To find the area of this triangle, we can use the SAS (Side-Angle-Side) formula for area:

$\text{Area} = \frac{1}{2} \times a \times b \times \sin(C)$

where:

• $a = 4.7$
• $b = 2.8$
• $C = 22^\circ$

Let's substitute these values and calculate:

$\text{Area} = \frac{1}{2} \times 4.7 \times 2.8 \times \sin(22^\circ)$

1. First, calculate $\sin(22^\circ)$.
2. Multiply $4.7 \times 2.8$.
3. Multiply that result by $\sin(22^\circ)$.
4. Finally, multiply by $\frac{1}{2}$ to get the area.
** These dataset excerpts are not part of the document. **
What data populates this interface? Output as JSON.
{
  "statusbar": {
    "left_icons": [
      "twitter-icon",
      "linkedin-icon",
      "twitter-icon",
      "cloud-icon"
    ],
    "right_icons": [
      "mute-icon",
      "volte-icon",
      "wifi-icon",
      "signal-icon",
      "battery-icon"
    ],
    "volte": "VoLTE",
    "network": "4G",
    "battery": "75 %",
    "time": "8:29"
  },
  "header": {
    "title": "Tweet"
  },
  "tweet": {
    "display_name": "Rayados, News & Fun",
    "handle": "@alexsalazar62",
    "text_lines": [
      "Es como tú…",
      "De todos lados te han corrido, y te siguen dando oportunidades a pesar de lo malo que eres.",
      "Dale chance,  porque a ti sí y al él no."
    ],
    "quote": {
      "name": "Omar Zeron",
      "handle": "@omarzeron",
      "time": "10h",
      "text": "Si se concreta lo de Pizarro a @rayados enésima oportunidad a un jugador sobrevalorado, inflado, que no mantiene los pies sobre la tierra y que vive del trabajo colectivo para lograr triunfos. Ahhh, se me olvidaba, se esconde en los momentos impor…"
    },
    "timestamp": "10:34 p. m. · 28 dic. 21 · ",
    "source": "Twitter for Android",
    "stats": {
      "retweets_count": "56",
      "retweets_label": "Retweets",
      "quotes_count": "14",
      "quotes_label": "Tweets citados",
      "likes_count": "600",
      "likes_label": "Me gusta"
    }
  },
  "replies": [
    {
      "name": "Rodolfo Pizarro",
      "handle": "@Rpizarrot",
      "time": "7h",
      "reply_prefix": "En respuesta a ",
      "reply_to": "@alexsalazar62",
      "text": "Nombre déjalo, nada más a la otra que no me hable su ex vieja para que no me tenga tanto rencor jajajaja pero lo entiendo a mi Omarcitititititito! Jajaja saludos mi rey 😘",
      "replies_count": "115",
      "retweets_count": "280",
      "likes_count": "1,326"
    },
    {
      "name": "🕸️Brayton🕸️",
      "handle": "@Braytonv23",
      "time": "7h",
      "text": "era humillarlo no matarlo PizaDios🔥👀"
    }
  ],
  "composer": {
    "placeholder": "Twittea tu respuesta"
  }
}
Let me solve this for you.The area of the triangle is approximately $2.46 \, \text{units}^2$.

Would you like further details on this calculation, or have any questions?

Here are some related questions for further exploration:

1. How would the area change if the angle increased?
2. What other methods can be used to find the area if all angles and sides are known?
3. How can trigonometric identities simplify area calculations for triangles?
4. How would this formula apply to obtuse triangles?
5. Can the SAS formula be used for non-triangular shapes?

Tip: When using trigonometric functions, ensure your calculator is set to the correct mode (degrees or radians) based on the angle's units.